Phytoplankton assemblages and photosynthetic pigments during winter and spring in the Subtropical Convergence region near New Zealand

Abstract

The distribution of phytoplankton on both the east, in the region near the Subtropical Convergence (STC), and the west coast of South Island, New Zealand was investigated in winter and spring 1993. Water samples were analysed for the cell carbon biomass, species composition, and pigment characteristics. In both winter and spring, the overall biomass/standing stocks consistently were greatest in the STC, intermediate in the subtropical (ST) both on the west (ST(W)) and east (ST(E)) coasts, and the least in the subantarctic (SA) waters. In spring, organic cell carbon and chlorophyll a measured in the STC were up to 6‐fold greater than in winter. In the STC in both seasons, phytoplankton assemblages were dominated by diatoms, and these species were more similar to those found in ST than in SA waters. The domination of diatoms in phytoplankton assemblages in the STC is consistent with the predominance of fucoxanthin observed in this region. The highest diatom concentrations (both in terms of cell carbon and chlorophyll a) detected during the spring bloom in the STC were located either at 10 m below the surface, or below the euphotic zone (close to the bottom of mixed layer depth).

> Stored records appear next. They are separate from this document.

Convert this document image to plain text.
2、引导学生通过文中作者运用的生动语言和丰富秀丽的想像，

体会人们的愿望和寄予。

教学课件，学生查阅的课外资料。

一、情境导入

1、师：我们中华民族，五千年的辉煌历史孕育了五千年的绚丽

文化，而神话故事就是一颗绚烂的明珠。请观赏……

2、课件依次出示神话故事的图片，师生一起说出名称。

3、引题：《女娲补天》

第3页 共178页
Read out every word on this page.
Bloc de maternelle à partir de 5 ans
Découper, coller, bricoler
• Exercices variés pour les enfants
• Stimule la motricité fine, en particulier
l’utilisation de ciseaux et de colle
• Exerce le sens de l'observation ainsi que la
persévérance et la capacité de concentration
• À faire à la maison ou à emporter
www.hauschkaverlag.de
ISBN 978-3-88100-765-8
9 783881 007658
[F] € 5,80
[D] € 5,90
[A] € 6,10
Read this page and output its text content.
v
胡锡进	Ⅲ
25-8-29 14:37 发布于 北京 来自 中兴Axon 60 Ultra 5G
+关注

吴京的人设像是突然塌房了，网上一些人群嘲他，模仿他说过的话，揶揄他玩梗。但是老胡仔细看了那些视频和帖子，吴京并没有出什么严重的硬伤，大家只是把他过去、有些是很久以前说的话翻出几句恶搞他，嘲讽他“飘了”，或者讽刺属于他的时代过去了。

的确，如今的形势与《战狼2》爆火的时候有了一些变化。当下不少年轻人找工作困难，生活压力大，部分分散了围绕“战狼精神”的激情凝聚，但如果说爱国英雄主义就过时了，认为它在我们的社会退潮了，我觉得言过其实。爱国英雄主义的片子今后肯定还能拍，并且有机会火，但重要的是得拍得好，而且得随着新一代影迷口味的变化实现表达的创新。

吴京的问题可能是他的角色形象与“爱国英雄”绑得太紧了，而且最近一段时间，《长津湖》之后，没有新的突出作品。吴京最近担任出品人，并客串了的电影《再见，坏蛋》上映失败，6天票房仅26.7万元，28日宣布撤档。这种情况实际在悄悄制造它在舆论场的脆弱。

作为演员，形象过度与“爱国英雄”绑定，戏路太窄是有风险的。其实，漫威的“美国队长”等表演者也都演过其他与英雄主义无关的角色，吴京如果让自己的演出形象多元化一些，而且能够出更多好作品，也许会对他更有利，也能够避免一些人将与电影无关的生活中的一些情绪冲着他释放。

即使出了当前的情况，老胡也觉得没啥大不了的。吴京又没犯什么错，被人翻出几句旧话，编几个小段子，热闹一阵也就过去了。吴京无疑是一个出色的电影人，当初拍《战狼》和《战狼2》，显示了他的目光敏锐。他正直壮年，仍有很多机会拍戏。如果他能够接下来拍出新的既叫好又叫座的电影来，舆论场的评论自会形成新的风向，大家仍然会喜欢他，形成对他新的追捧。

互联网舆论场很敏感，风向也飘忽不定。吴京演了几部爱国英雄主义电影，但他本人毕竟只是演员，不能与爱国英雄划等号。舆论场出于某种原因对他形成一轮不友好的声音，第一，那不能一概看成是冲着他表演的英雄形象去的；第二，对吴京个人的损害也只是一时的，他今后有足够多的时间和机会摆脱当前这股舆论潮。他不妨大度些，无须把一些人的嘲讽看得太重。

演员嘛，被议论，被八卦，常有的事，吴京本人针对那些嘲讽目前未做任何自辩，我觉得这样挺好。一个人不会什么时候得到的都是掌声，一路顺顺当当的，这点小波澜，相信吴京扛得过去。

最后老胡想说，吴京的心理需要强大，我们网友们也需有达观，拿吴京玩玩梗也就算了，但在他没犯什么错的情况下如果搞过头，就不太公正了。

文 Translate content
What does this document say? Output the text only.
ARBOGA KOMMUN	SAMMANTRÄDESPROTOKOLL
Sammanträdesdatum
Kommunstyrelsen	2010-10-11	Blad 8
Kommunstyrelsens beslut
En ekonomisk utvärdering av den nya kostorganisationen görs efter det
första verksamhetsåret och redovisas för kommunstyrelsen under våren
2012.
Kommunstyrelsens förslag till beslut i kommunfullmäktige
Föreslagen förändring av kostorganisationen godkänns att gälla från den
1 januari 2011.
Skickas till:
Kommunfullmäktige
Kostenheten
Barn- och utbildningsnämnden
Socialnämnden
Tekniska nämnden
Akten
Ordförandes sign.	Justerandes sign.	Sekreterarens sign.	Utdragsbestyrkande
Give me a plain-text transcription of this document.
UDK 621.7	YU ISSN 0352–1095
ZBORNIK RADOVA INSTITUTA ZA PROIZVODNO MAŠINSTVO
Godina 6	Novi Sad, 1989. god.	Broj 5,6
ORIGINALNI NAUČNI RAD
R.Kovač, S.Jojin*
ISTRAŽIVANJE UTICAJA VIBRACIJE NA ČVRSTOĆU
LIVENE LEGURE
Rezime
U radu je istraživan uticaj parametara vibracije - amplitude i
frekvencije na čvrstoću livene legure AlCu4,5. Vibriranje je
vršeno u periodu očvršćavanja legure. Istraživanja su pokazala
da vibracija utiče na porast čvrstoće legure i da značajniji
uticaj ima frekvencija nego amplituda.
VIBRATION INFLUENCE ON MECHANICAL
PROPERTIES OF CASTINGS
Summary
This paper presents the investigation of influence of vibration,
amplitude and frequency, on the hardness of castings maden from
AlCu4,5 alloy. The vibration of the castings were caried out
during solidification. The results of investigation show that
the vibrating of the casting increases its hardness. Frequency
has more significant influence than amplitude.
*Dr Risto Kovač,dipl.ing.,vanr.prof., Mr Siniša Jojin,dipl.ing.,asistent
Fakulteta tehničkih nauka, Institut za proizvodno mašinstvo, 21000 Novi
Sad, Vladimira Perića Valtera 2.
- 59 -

The most abundant diatom species recorded in both winter and spring in the STC were Lauderia annulata and Nitzschia/Pseudo‐nitzschia spp. In ST waters dinoflagellates and diatoms were dominant in winter and spring respectively. To the south in both winter and spring, however, small‐celled nanoflagellates were dominant in the high nutrient and low chlorophyll (HNLC) SA waters. The domination of nanoflagellates in SA waters in both seasons corresponded well with the predominance of indicative pigments (viz., 19'‐hexanoyl‐oxyfucoxanthin, 19'‐butanoyloxyfucoxanthin, and diadinoxanthin). The generally shallower, nutrient‐rich (NO₃ ^‐, 5–12 (imol litre^‐1) waters over Chatham Rise in the STC provides a relatively stable water column, and is suggested to support high abundance of diatoms. Low concentrations of dissolved reactive silicate (DRSi) and the build‐up of diatoms observed in the STC in spring implied DRSi limitation.